3D Printing Radford prints parts for the retro-Lotus sports car
3D printing company Stratasys has partnered with Radford, a global luxury automotive brand, to create over 500 3D-printed parts for the launch of the Lotus Type 62-2 coachbuilt as shown in the Discovery+ documentary, Radford Returns.
Radford Returns, now available for streaming on Discovery+, tells the story of the revival of the art of coachbuilding using technology for the 21st century. The show features car builder and host Ant Anstead and former Formula One champion racecar driver Jenson Button and documents the build of the retro-modern Lotus Type 62-2 supercar. It’s a perfect set-up for cutting edge uses of 3D printing. Viewers get an inside look at the process from designing to prototyping, tooling, and finally producing production parts utilizing Stratasys FDM, Polyjet, and stereolithography 3D printing technologies.
“Stratasys’ 3D printing technology gave us the design freedom and ability to easily create customized, one-off pieces and parts for these two prototype vehicles. It gave us the ability to fully embrace customized coachbuilding but with updated processes using 21st century technologies,” said host Ant Anstead.
To produce the first two cars, over 500 parts were 3D-printed at the Radford Studio, automotive design and engineering firm Aria Group, and Stratasys Direct Manufacturing. Using Stratasys’ Grab CAD Shop workflow software, the Radford team scheduled and tracked their 3D prints across five global locations, using a fleet of up to 20 different Stratasys 3D printers at one time — a true demonstration of distributed manufacturing. The array of Stratasys printers included the F900, F770, Fortus 450mc, F370 and J55 3D printers, each used to achieve different desired outcomes for each part.
“By integrating 3D printing technology into their shop, Radford has been able to bring 1960’s-style supercar automaking into the 21st century with the high-end, hyper-customized style and features that their customers expect in a vehicle of this caliber,” said Pat Carey, Senior Vice President, Strategic Growth for Stratasys. “It’s an extreme example of something we see every day in the auto industry. Everyone making investments in new vehicles wants a deeper level of customization and 3D printing is helping make it possible.”

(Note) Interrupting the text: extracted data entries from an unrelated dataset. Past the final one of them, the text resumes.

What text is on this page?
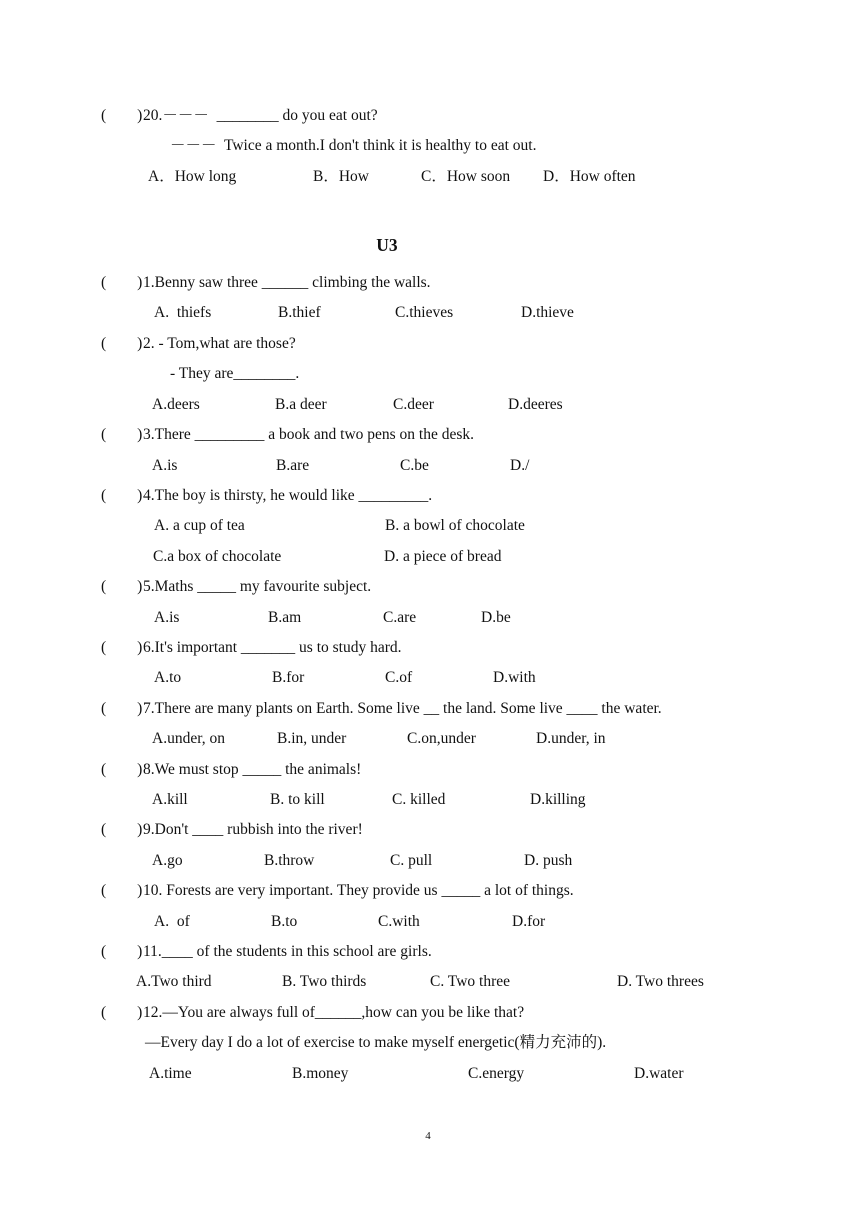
(        )

20.－－－  ________ do you eat out?

－－－  Twice a month.I don't think it is healthy to eat out.

A．How long

	B．How

	C．How soon

D．How often

U3

(        )

1.Benny saw three ______ climbing the walls.

A.  thiefs

	B.thief

	C.thieves

	D.thieve

(        )

2. - Tom,what are those?

- They are________.

A.deers

	B.a deer

	C.deer

	D.deeres

(        )

3.There _________ a book and two pens on the desk.

A.is

	B.are

	C.be

	D./

(        )

4.The boy is thirsty, he would like _________.

A. a cup of tea

	B. a bowl of chocolate

C.a box of chocolate

	D. a piece of bread

(        )

5.Maths _____ my favourite subject.

A.is

	B.am

	C.are

	D.be

(        )

6.It's important _______ us to study hard.

A.to

	B.for

	C.of

	D.with

(        )

7.There are many plants on Earth. Some live __ the land. Some live ____ the water.

A.under, on

	B.in, under

	C.on,under

	D.under, in

(        )

8.We must stop _____ the animals!

A.kill

	B. to kill

	C. killed

	D.killing

(        )

9.Don't ____ rubbish into the river!

A.go

	B.throw

	C. pull

	D. push

(        )

10. Forests are very important. They provide us _____ a lot of things.

A.  of

	B.to

	C.with

	D.for

(        )

11.____ of the students in this school are girls.

A.Two third

	B. Two thirds

	C. Two three

	D. Two threes

(        )

12.—You are always full of______,how can you be like that?

—Every day I do a lot of exercise to make myself energetic(精力充沛的).

A.time

	B.money

	C.energy

	D.water

4
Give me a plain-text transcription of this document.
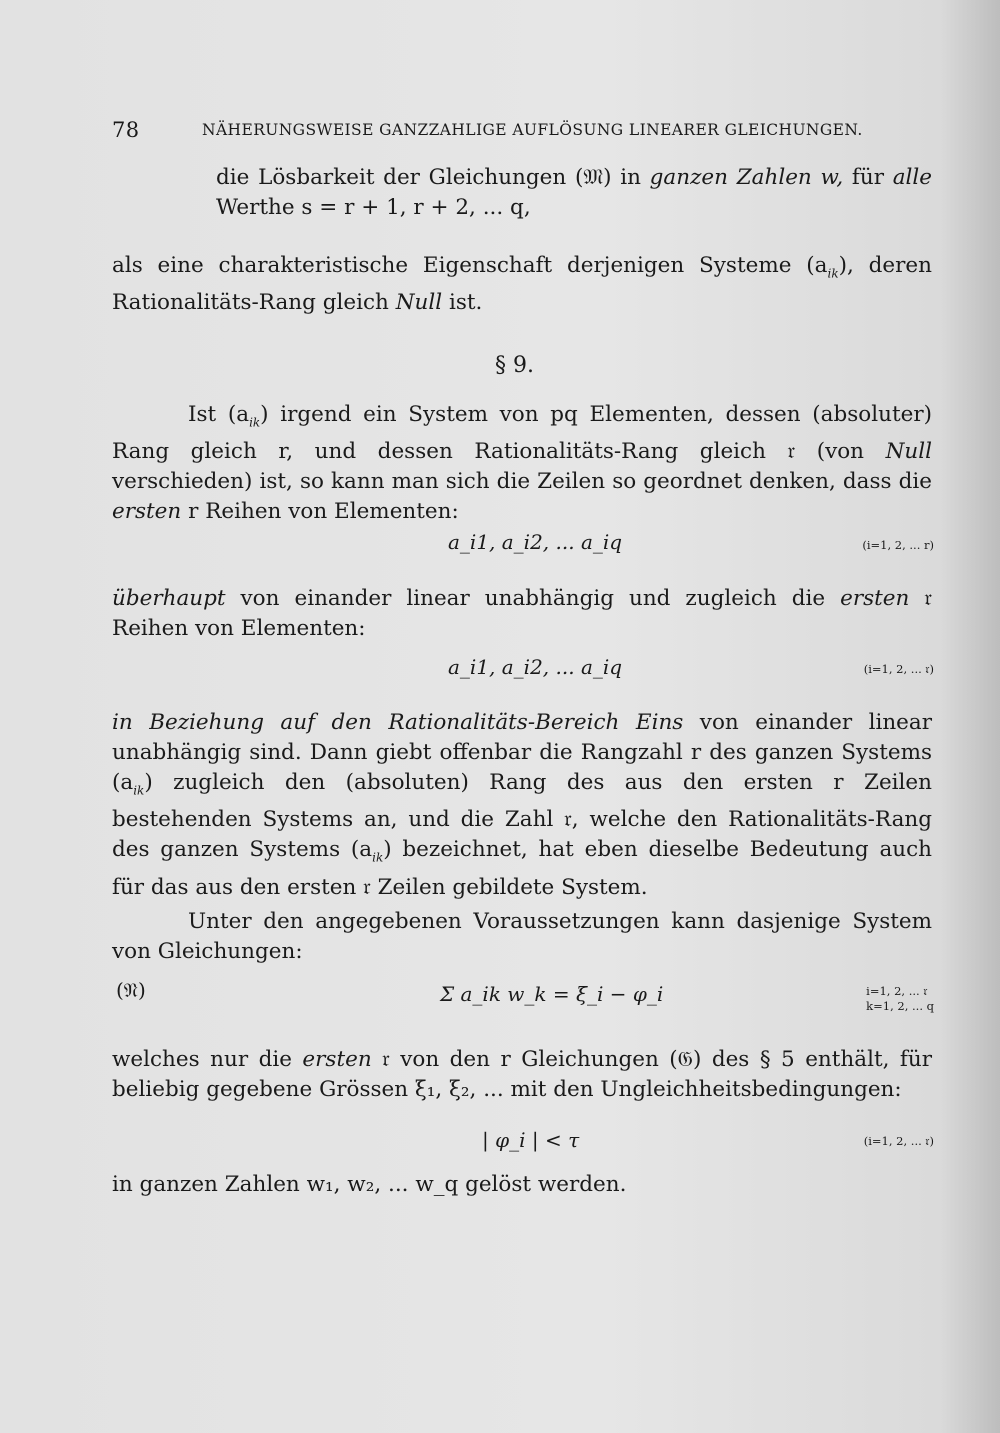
78	NÄHERUNGSWEISE GANZZAHLIGE AUFLÖSUNG LINEARER GLEICHUNGEN.

die Lösbarkeit der Gleichungen (𝔐) in ganzen Zahlen w, für alle

Werthe s = r + 1, r + 2, ... q,

als eine charakteristische Eigenschaft derjenigen Systeme $(a_{ik})$, deren Rationalitäts-Rang gleich Null ist.

§ 9.

Ist $(a_{ik})$ irgend ein System von pq Elementen, dessen (absoluter) Rang gleich r, und dessen Rationalitäts-Rang gleich 𝔯 (von Null verschieden) ist, so kann man sich die Zeilen so geordnet denken, dass die ersten r Reihen von Elementen:

a_i1, a_i2, ... a_iq	(i=1, 2, ... r)

überhaupt von einander linear unabhängig und zugleich die ersten 𝔯 Reihen von Elementen:

a_i1, a_i2, ... a_iq	(i=1, 2, ... 𝔯)

in Beziehung auf den Rationalitäts-Bereich Eins von einander linear unabhängig sind. Dann giebt offenbar die Rangzahl r des ganzen Systems $(a_{ik})$ zugleich den (absoluten) Rang des aus den ersten r Zeilen bestehenden Systems an, und die Zahl 𝔯, welche den Rationalitäts-Rang des ganzen Systems $(a_{ik})$ bezeichnet, hat eben dieselbe Bedeutung auch für das aus den ersten 𝔯 Zeilen gebildete System.

Unter den angegebenen Voraussetzungen kann dasjenige System von Gleichungen:

(𝔑)	Σ a_ik w_k = ξ_i − φ_i	i=1, 2, ... 𝔯
k=1, 2, ... q

welches nur die ersten 𝔯 von den r Gleichungen (𝔊) des § 5 enthält, für beliebig gegebene Grössen ξ₁, ξ₂, ... mit den Ungleichheitsbedingungen:

| φ_i | < τ	(i=1, 2, ... 𝔯)

in ganzen Zahlen w₁, w₂, ... w_q gelöst werden.
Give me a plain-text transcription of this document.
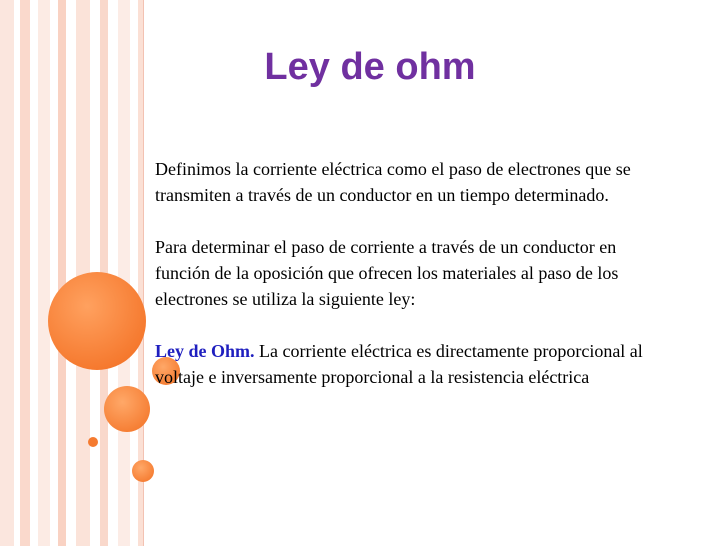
Ley de ohm

Definimos la corriente eléctrica como el paso de electrones que se transmiten a través de un conductor en un tiempo determinado.

Para determinar el paso de corriente a través de un conductor en función de la oposición que ofrecen los materiales al paso de los electrones se utiliza la siguiente ley:

Ley de Ohm. La corriente eléctrica es directamente proporcional al voltaje e inversamente proporcional a la resistencia eléctrica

By utilising various 3D printers and technologies, the team was able to produce parts like a large solid composite firewall sandwich core, printed in two halves on the Stratasys F900 printer in Ultem 1010 resin. The part was bonded together into a single piece and then wrapped with carbon fiber without the use of a layup tool. The design of the firewall included complex mounting features for interior speakers, a fuel filler mount, and the luggage compartment. Additionally, many exterior items like side mirror housings, radiator ducts and body vents were printed in FDM Nylon 12 Carbon Fiber and ASA materials. Numerous mounting brackets throughout the car were printed in FDM Nylon 12 CF due to many factors including strength requirements, the aggressive project schedule and complete design freedom.